Essa admissão enfraquece um dos principais argumentos do texto. Os equipamentos citados medem parâmetros para pesquisas oceanográficas e para o aperfeiçoamento de modelos climáticos, mas a identificação do El Niño depende de uma ampla rede internacional de observação que inclui satélites, boias oceânicas, flutuadores do programa Argo, navios científicos e sistemas de monitoramento mantidos por diversos países.
Isso significa que uma eventual redução de parte da rede representa perda de dados científicos relevantes, mas está longe de significar que meteorologistas deixariam de identificar ou acompanhar o fenômeno.
O artigo também afirma que a retirada dos sensores deveria ser vista como “uma extensão do ataque generalizado do governo Trump contra a ciência climática federal” e conclui que o objetivo seria “enfraquecer os programas que medem as mudanças climáticas para, posteriormente, afirmar que o problema é incerto”.
Trata-se, porém, de uma atribuição de intenção, não de um fato demonstrado. O texto não apresenta documentos, decisões oficiais ou declarações que comprovem essa motivação. Em qualquer governo, cortes ou reorganizações administrativas podem decorrer de diferentes razões, como restrições orçamentárias, revisão de prioridades ou avaliação da eficiência de programas existentes. Criticar essas decisões é uma coisa; agora, presumir intenções sem evidências é outra questão.
Também merece cuidado a comparação entre o custo anual da rede — “apenas 56 milhões de dólares” — e os “115 bilhões de dólares” em prejuízos causados por desastres naturais.
A relação sugere que preservar integralmente essa infraestrutura evitaria perdas bilionárias. Entretanto, o artigo não demonstra essa conexão causal. Os danos provocados por enchentes, secas e tempestades dependem igualmente da ocupação de áreas de risco, da qualidade da infraestrutura, dos sistemas de drenagem, da atuação da defesa civil e das políticas de adaptação. Previsões mais precisas contribuem para reduzir riscos, mas não eliminam automaticamente os impactos dos eventos.
Na conclusão, Conway afirma que, caso esses sistemas permaneçam vulneráveis, “um fenômeno extremo acabará nos pegando de surpresa”. A frase transmite uma inevitabilidade que a própria climatologia não sustenta.
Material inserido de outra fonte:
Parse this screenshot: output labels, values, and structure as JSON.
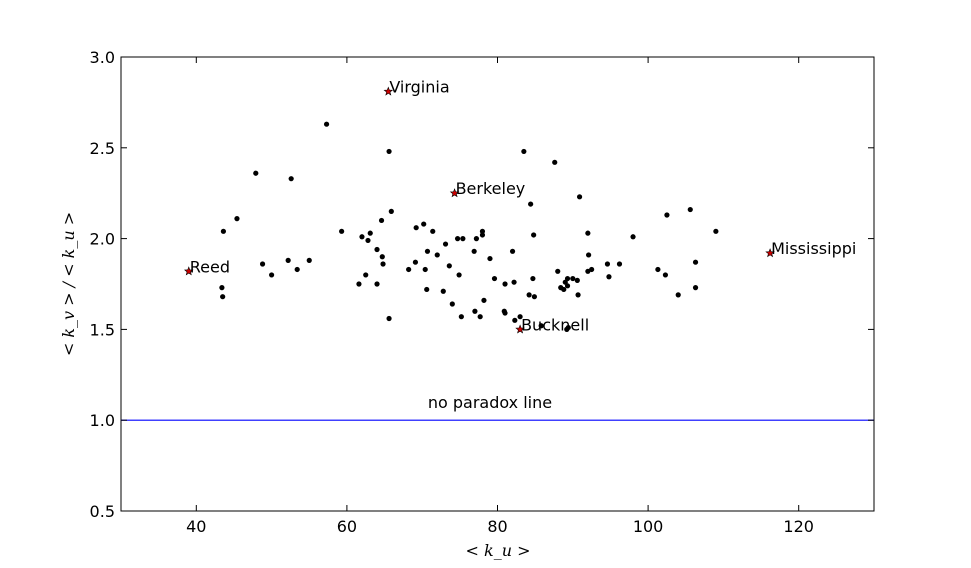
{
  "chart_data": {
    "type": "scatter",
    "xlabel": "< k_u >",
    "ylabel": "< k_v > / < k_u >",
    "xlim": [
      30,
      130
    ],
    "ylim": [
      0.5,
      3.0
    ],
    "xticks": [
      "40",
      "60",
      "80",
      "100",
      "120"
    ],
    "yticks": [
      "0.5",
      "1.0",
      "1.5",
      "2.0",
      "2.5",
      "3.0"
    ],
    "grid": false,
    "colors": {
      "points": "#000000",
      "highlight": "#cc0000",
      "reference_line": "#0000ff"
    },
    "reference_line": {
      "y": 1.0,
      "label": "no paradox line",
      "label_x": 79,
      "label_y": 1.1
    },
    "highlighted": [
      {
        "name": "Virginia",
        "x": 65.5,
        "y": 2.81
      },
      {
        "name": "Berkeley",
        "x": 74.3,
        "y": 2.25
      },
      {
        "name": "Mississippi",
        "x": 116.2,
        "y": 1.92
      },
      {
        "name": "Reed",
        "x": 39.0,
        "y": 1.82
      },
      {
        "name": "Bucknell",
        "x": 83.0,
        "y": 1.5
      }
    ],
    "points": [
      [
        57.3,
        2.63
      ],
      [
        83.5,
        2.48
      ],
      [
        65.6,
        2.48
      ],
      [
        87.6,
        2.42
      ],
      [
        47.9,
        2.36
      ],
      [
        52.6,
        2.33
      ],
      [
        90.9,
        2.23
      ],
      [
        84.4,
        2.19
      ],
      [
        105.6,
        2.16
      ],
      [
        65.9,
        2.15
      ],
      [
        102.5,
        2.13
      ],
      [
        45.4,
        2.11
      ],
      [
        64.6,
        2.1
      ],
      [
        70.2,
        2.08
      ],
      [
        69.2,
        2.06
      ],
      [
        71.4,
        2.04
      ],
      [
        59.3,
        2.04
      ],
      [
        43.6,
        2.04
      ],
      [
        78.0,
        2.04
      ],
      [
        109.0,
        2.04
      ],
      [
        63.1,
        2.03
      ],
      [
        78.0,
        2.02
      ],
      [
        84.8,
        2.02
      ],
      [
        92.0,
        2.03
      ],
      [
        62.0,
        2.01
      ],
      [
        98.0,
        2.01
      ],
      [
        74.7,
        2.0
      ],
      [
        75.4,
        2.0
      ],
      [
        77.2,
        2.0
      ],
      [
        62.8,
        1.99
      ],
      [
        73.1,
        1.97
      ],
      [
        64.0,
        1.94
      ],
      [
        70.7,
        1.93
      ],
      [
        76.9,
        1.93
      ],
      [
        82.0,
        1.93
      ],
      [
        72.0,
        1.91
      ],
      [
        92.1,
        1.91
      ],
      [
        64.7,
        1.9
      ],
      [
        79.0,
        1.89
      ],
      [
        52.2,
        1.88
      ],
      [
        55.0,
        1.88
      ],
      [
        69.1,
        1.87
      ],
      [
        64.8,
        1.86
      ],
      [
        73.6,
        1.85
      ],
      [
        94.6,
        1.86
      ],
      [
        96.2,
        1.86
      ],
      [
        106.3,
        1.87
      ],
      [
        48.8,
        1.86
      ],
      [
        53.4,
        1.83
      ],
      [
        68.2,
        1.83
      ],
      [
        70.4,
        1.83
      ],
      [
        92.5,
        1.83
      ],
      [
        92.0,
        1.82
      ],
      [
        101.3,
        1.83
      ],
      [
        88.0,
        1.82
      ],
      [
        74.9,
        1.8
      ],
      [
        62.5,
        1.8
      ],
      [
        50.0,
        1.8
      ],
      [
        102.3,
        1.8
      ],
      [
        94.8,
        1.79
      ],
      [
        79.6,
        1.78
      ],
      [
        84.7,
        1.78
      ],
      [
        89.3,
        1.78
      ],
      [
        90.0,
        1.78
      ],
      [
        82.2,
        1.76
      ],
      [
        89.0,
        1.76
      ],
      [
        90.6,
        1.77
      ],
      [
        81.0,
        1.75
      ],
      [
        64.0,
        1.75
      ],
      [
        61.6,
        1.75
      ],
      [
        89.3,
        1.74
      ],
      [
        88.4,
        1.73
      ],
      [
        88.8,
        1.72
      ],
      [
        106.3,
        1.73
      ],
      [
        43.4,
        1.73
      ],
      [
        70.6,
        1.72
      ],
      [
        72.8,
        1.71
      ],
      [
        84.2,
        1.69
      ],
      [
        84.9,
        1.68
      ],
      [
        90.7,
        1.69
      ],
      [
        104.0,
        1.69
      ],
      [
        43.5,
        1.68
      ],
      [
        78.2,
        1.66
      ],
      [
        74.0,
        1.64
      ],
      [
        77.0,
        1.6
      ],
      [
        80.9,
        1.6
      ],
      [
        81.0,
        1.59
      ],
      [
        75.2,
        1.57
      ],
      [
        77.7,
        1.57
      ],
      [
        83.0,
        1.57
      ],
      [
        65.6,
        1.56
      ],
      [
        82.3,
        1.55
      ],
      [
        85.8,
        1.52
      ],
      [
        89.2,
        1.5
      ],
      [
        89.4,
        1.51
      ]
    ]
  }
}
Os modelos meteorológicos trabalham com probabilidades e são constantemente revisados à medida que novos dados são incorporados. A incerteza faz parte da ciência climática e, naturalmente, reconhecer suas limitações não significa negar sua importância.
É claro que é necessária a preservação das redes de observação oceânica. Em qualquer ciência, dados de qualidade aperfeiçoam previsões, auxiliam pesquisadores, etc. O que não se pode aceitar são analogias históricas simplificadas, linguagem alarmista e conclusões que extrapolam as evidências disponíveis.
O alarmismo tem cumprido um papel importante para o imperialismo, que utiliza o clima para impor uma série de medidas sobre os países atrasados, como na política de importação de produtos agropecuários, na exploração de recursos naturais, e mesmo obstáculos para a construção de hidrelétricas, ou construção de estradas.
A esquerda pequeno-burguesa tem servido como uma correia de transmissão dessa política imperialista junto à classe trabalhadora, o que demonstra o quanto tem avançado à direita.